Я снова потянул скобу. Она пискнула, проворачиваясь вокруг оси, но дверца только раздраженно крякнула. Шкаф стоял передо мной и, насупившись, смотрел поверх моей головы в окно спальни, где только обозначился свет нового дня. Два узких вертикальных зеркала по бокам дверцы были еще темны, но в самом верху поблескивала черно-зеленым глянцем крона липы за окном, по краям которой можно было заметить краешки едва брезжащего рассветом, но все еще затянутого ночной дымкой неба.
Я перевел дыхание, решил взять себя в руки, не ударяться в панику и потянулся к нижним ящикам. Там было белье, носки, не поместившиеся в семейные альбомы фотографии, запонки и прочие галантерейные мелочи. Я с облегчением обнаружил, что ящики - я осторожно опробовал все четыре - послушались, дали себя вытянуть. Однако они сделали это не с обычной легкостью и щедростью, как раньше, а через силу. Похоже, что мое прикосновение раздражало их.
Я каким-то образом обошелся в то утро без легких брюк. Нашел что надеть взамен запертого в шкафу. Прошло несколько дней, и в другое не менее несчастливое утро вместе с дверцей заклинило правый верхний ящик. Потом левый нижний. Еще через три дня все было кончено - шкаф замкнулся от меня всеми своими суставами и суставчиками. Он стоял передо мной, словно исполненная холодной решимости женщина, волею несчастного случая оставшаяся без одежды, в безнадежной попытке укрыться охватившая себя руками, чьим оружием против глумителей было айсберговое молчание.
Холодея от испуга, от внезапно навалившегося на меня ощущения мирового одиночества, я стал потрясывать дверцу, но в ту же минуту стремительно, за время, меньшее того, что требуется язычку пламени, чтобы охватить обрывок высушенной на солнце до дымчатой прозрачности бумаги и, захлебываясь от жадности, пожрать его (вр-р-ух!), я понял - откуда только пришло наитие! - шкаф больше не откроется.
Ужас охватил меня, и я тотчас почувствовал, сколь невесомым и в то же время неимоверно тяжелым стало мое тело. Может быть, поэтому я мгновенно ощутил то, что, должно быть, испытывает космонавт, парящий в черной бездне, в бесполье и беспотолочье, привязанный тросом к матке-кораблю. А вдруг трос того... Неважно, что испытывали в лаборатории. Возьмет - и не выдержит. От космической холодины за скафандром возьмет и хрустнет чайным сухариком, оборвется. Вот и поплыву ногами кверху и буду мотаться по небосводу, как круто сваренное яйцо в эмалированной кастрюле. Поди поймай!

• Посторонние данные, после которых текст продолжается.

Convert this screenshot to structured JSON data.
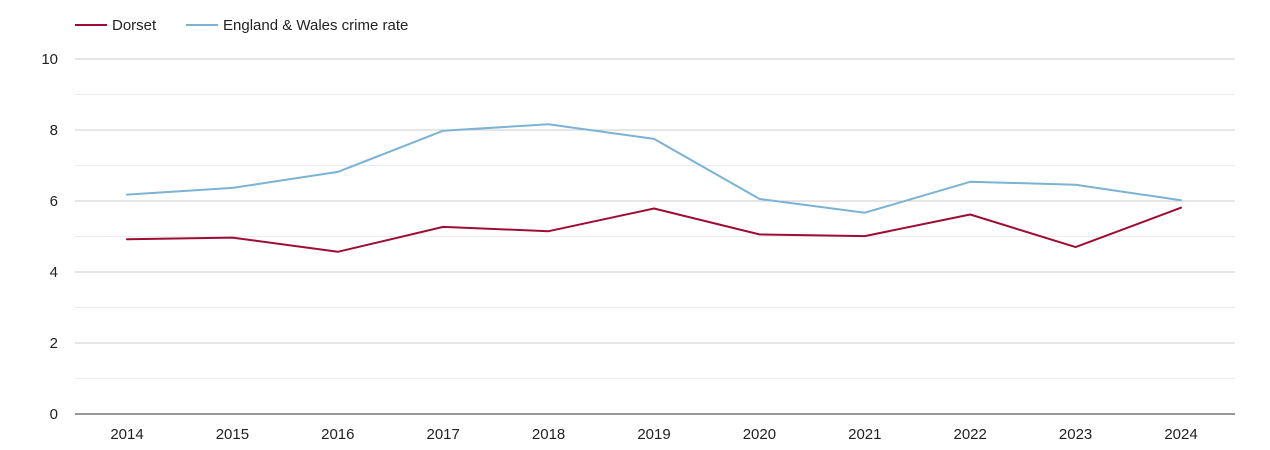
{
  "chart_data": {
    "type": "line",
    "title": "",
    "xlabel": "",
    "ylabel": "",
    "categories": [
      "2014",
      "2015",
      "2016",
      "2017",
      "2018",
      "2019",
      "2020",
      "2021",
      "2022",
      "2023",
      "2024"
    ],
    "ylim": [
      0,
      10
    ],
    "y_ticks": [
      0,
      2,
      4,
      6,
      8,
      10
    ],
    "y_tick_labels": [
      "0",
      "2",
      "4",
      "6",
      "8",
      "10"
    ],
    "grid": true,
    "legend_position": "top-left",
    "series": [
      {
        "name": "Dorset",
        "color": "#9e0d34",
        "values": [
          4.92,
          4.97,
          4.57,
          5.27,
          5.15,
          5.79,
          5.06,
          5.01,
          5.62,
          4.7,
          5.81
        ]
      },
      {
        "name": "England & Wales crime rate",
        "color": "#7ab3d3",
        "values": [
          6.18,
          6.37,
          6.82,
          7.98,
          8.16,
          7.75,
          6.06,
          5.67,
          6.54,
          6.46,
          6.02
        ]
      }
    ]
  }
}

Дрожа от страха, что случилось непоправимое, я, чертыхаясь, бросился искать ключ. Я, повторяю, никогда не запирал мой шкаф, разве что когда надолго уезжал. В то же время я понимал, что закрывать глупо, и оставлял ключ тут же, на верхней крышке шкафа. Любой злоумышленник мог его легко найти. Впрочем, он вряд ли удосужил бы себя даже этим несложным действом. Язычок замка был не больше и не прочнее леденца: он вряд ли мог кого-либо остановить.
Ключ был на месте, на крышке шкафа, теплый на ощупь, покрытый пылью - и во мне внезапно вспыхнула, чтобы тут же погаснуть, надежда. В те ничтожные доли секунды, пока я подносил остренькую, разделенную на две неравные части бородку ключа к замочной скважине, я снова почувствовал, что потерплю неудачу. Тем не менее, не доверяя интуиции, я повернул ключ несколько раз и снова потянул бронзовую петельку.
Никакого эффекта! Шкаф категорически отказывался открываться.
Я сел на постель, убитый внезапно обрушившимся на меня несчастьем. Как же так? Почему он замкнулся? Я же всегда только и делал, что любил его. Он не мог этого не знать. Но кто сказал, что нам всегда должны отвечать взаимностью? Быть может, наоборот. Взаимность - слепой дар случая, дар, быть может, слишком щедрый и в щедрости своей двусмысленный. Природа не терпит излишеств и рано или поздно, почище американского департамента общественного вспомоществования, распределит избыточное скопление любви, словно осенние излишки масла и сыра. По принципу острой нужды достанется тем, кто был обделен ею с детства... тем, кому по темной для нашего сознания причине не досталось ничего...
Я не сомневался, что происшедшему должна быть причина. Просто так шкафы сами собой не запираются. Я стал лихорадочно припоминать. Что я сделал? Чем вызвал неудовольствие? Я ведь всегда помнил, что обладаю сокровищем; это чувство никогда не покидало меня. Я укладывал в него только самые хорошие и изящные предметы моего не очень обширного гардероба. Никогда не оскорблял вещами старыми, нечищеными или слишком изношенными, отчего он мог бы фыркнуть и - были бы у него руки! - оттолкнуть меня с брезгливой гримасой. Может быть, я случайно бросил в него майку, предназначенную для стирки. Вот он и обиделся... Ну, пусть бы так и сказал!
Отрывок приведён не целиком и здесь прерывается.